I know back when I was first getting into modifying the UI, I would just make a bunch of tiddlers with copy/pasted CSS from other stylesheets, tag it to match, and would just leave it that way, as well as in plain tiddlers with <style> sections inside of them, or copy pasting tags with specific styles applies.
One of TW unavoidable shortcomings comes from how open it is to customization, in that making specific guides and guidelines can be a bit difficult, but as far as Stylesheets, themes, and Plugins go, I think it would benefit to actually differentiate their use-cases.
Personally, I see plugins as anything that modifies a specific section or function of TiddlyWiki, with a Theme being a specific type of plugin, aimed at only modifying the appearance of TW.
The only problem with this approach is how you cannot use multiple themes, such as one to modify buttons, and another to modify the story river, whereas plugins you can do this. I do not know if this is intentional or not.
If this isn’t the correct way to think about it, then that is also a good point to add as far as explaining their functions. It would seem documentation on the usage of Themes is a bit scarce on the main site.
If documentation were created by a user, where would they submit it to be evaluated and possibly added to the main website?
A Plugin is a bundler of json tiddlers with a plugin-type including plugin/theme/language and in fact you can have others (That is a hack)
I think when you refer to a plugin you are really thinking of plugins that act as a modular solution that can be be used happily included with others. Plugins named as themes can be switched and only one applies at a time, so it is a global and selectable package of tiddlers.
That is
Themes are one OR the Other at a time - but they are still “plugins”
Plugins are used one or more simultaneously
You could actually extract tiddlers from a theme and use them separately if you wanted a degree of simultaneous settings.
Arguably you could create a theme Just to have switchable elements, look at the Snow White theme it depends on $:/themes/tiddlywiki/vanilla as will most themes.
Sorry, Here I was referring to other plugin types eg the plugin-type field can be any made up value such as “data” but you will need a new tab in Control Panel > Plugins to list them.

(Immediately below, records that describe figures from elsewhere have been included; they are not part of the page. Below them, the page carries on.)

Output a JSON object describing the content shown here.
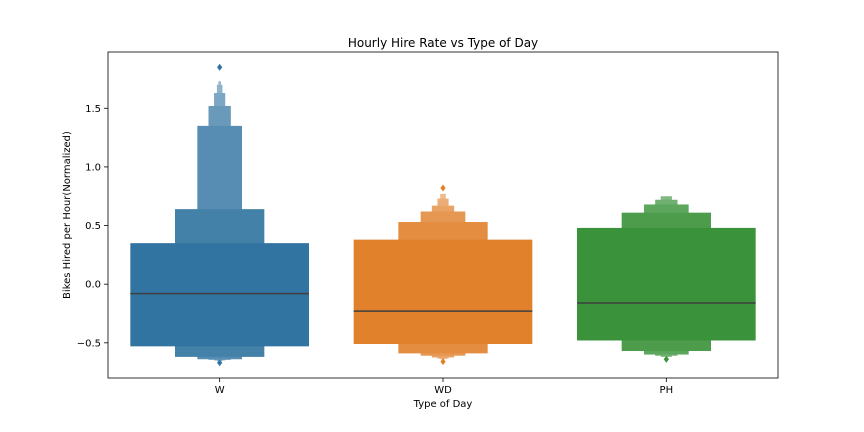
{
  "chart_data": {
    "type": "boxen",
    "title": "Hourly Hire Rate vs Type of Day",
    "xlabel": "Type of Day",
    "ylabel": "Bikes Hired per Hour(Normalized)",
    "ylim": [
      -0.8,
      1.98
    ],
    "yticks": [
      -0.5,
      0.0,
      0.5,
      1.0,
      1.5
    ],
    "ytick_labels": [
      "−0.5",
      "0.0",
      "0.5",
      "1.0",
      "1.5"
    ],
    "categories": [
      "W",
      "WD",
      "PH"
    ],
    "grid": false,
    "series": [
      {
        "category": "W",
        "color": "#3274a1",
        "median": -0.08,
        "boxes": [
          {
            "low": -0.53,
            "high": 0.35
          },
          {
            "low": -0.62,
            "high": 0.64
          },
          {
            "low": -0.64,
            "high": 1.35
          },
          {
            "low": -0.645,
            "high": 1.52
          },
          {
            "low": -0.65,
            "high": 1.63
          },
          {
            "low": -0.655,
            "high": 1.7
          },
          {
            "low": -0.66,
            "high": 1.73
          }
        ],
        "outliers": [
          1.85,
          -0.67
        ]
      },
      {
        "category": "WD",
        "color": "#e1812c",
        "median": -0.23,
        "boxes": [
          {
            "low": -0.51,
            "high": 0.38
          },
          {
            "low": -0.59,
            "high": 0.53
          },
          {
            "low": -0.61,
            "high": 0.62
          },
          {
            "low": -0.625,
            "high": 0.67
          },
          {
            "low": -0.635,
            "high": 0.73
          },
          {
            "low": -0.64,
            "high": 0.77
          }
        ],
        "outliers": [
          0.82,
          -0.66
        ]
      },
      {
        "category": "PH",
        "color": "#3a923a",
        "median": -0.16,
        "boxes": [
          {
            "low": -0.48,
            "high": 0.48
          },
          {
            "low": -0.57,
            "high": 0.61
          },
          {
            "low": -0.6,
            "high": 0.68
          },
          {
            "low": -0.61,
            "high": 0.72
          },
          {
            "low": -0.62,
            "high": 0.75
          }
        ],
        "outliers": [
          -0.64
        ]
      }
    ]
  }
}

Yes, As I said it is a hack, I personally want the core to adopt some additional types but in the mean time I can construct my own. And separating them from regular plugins would be nice eg;
Data - plugins containing data tiddlers from references to incoming business transactions. They do nothing unless parsed by another tool
Book - a readable piece of content
etc…
Plugins can be dragged else where, disabled, and shadows edited, or all deleted in one hit.

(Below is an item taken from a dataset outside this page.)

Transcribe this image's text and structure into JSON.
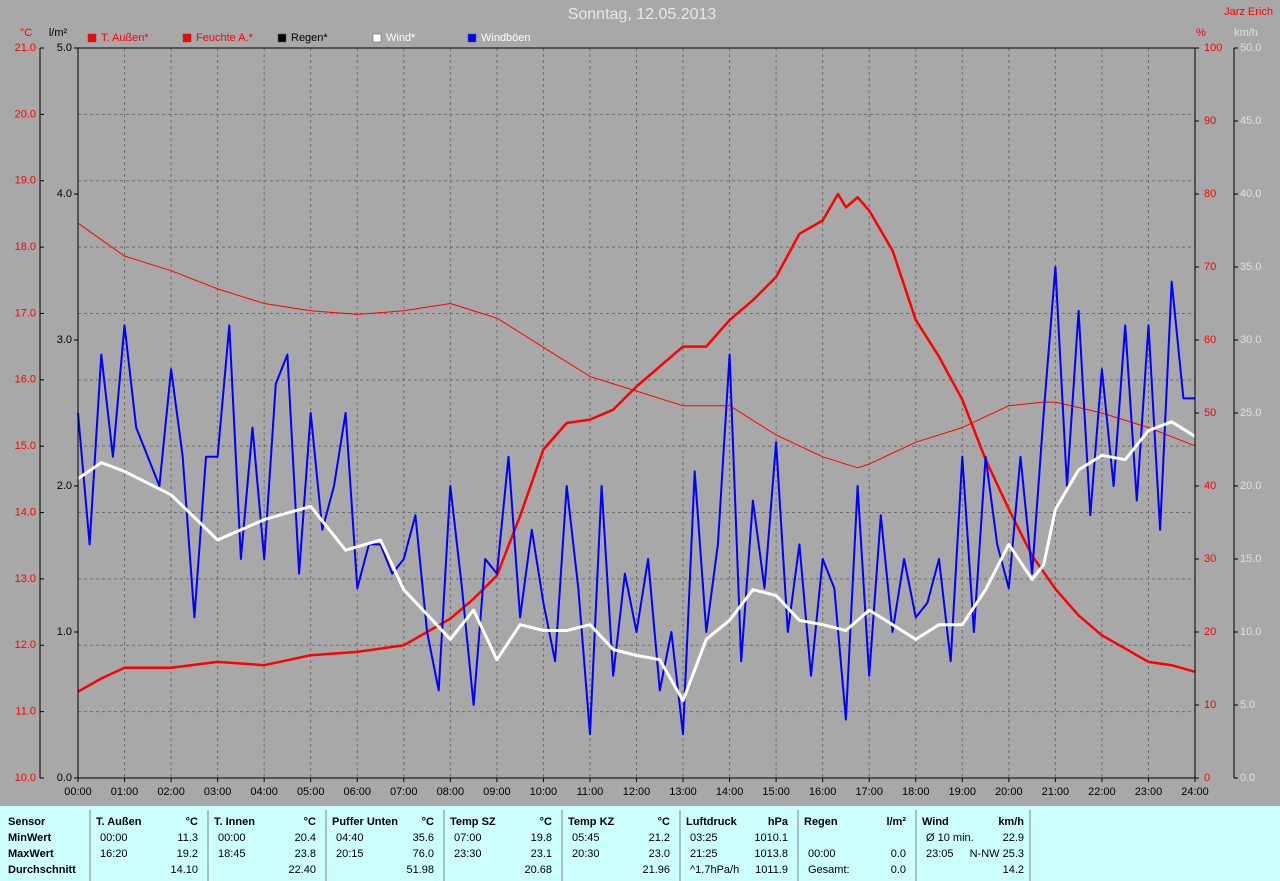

Additional features I am developing includes a way to update the current plugin with the edits applied to the shadows.
Hmm, I’d be very curious how you get around the need to save and reload. It was my understanding that this was reuired for a plugin to push changes, but I may have the incorrect idea.
In recent versions it is now only tiddlers containing javascript modules that need the wiki to reload, and then only if you want the changes to take effect.
So no javascript, no reload needed, no problem
If has javascript only if you must reload it. So this does not stop you updating it.
Did you know?;
If you drop one or more tiddlers on a wiki then they are added to the $:/Import tiddler as JSON tiddlers, rename the $:/Import tiddler, deleting any stray fields and set the plugin-type to plugin and you gain a “plugin”.
Haha yes, I do that more than I’d like to admit.
Well returning back to the main topic of the, well- topic, is there anything you’ve noticed others do when it comes to applying css or overwritting core styles?
Others are much better than I at CSS, but I just take any css I want to override and put it in a tiddler tagged as a stylesheet, see Control Panel > Info > Advanced > StyleSheets - which is a draggable list and the last css wins.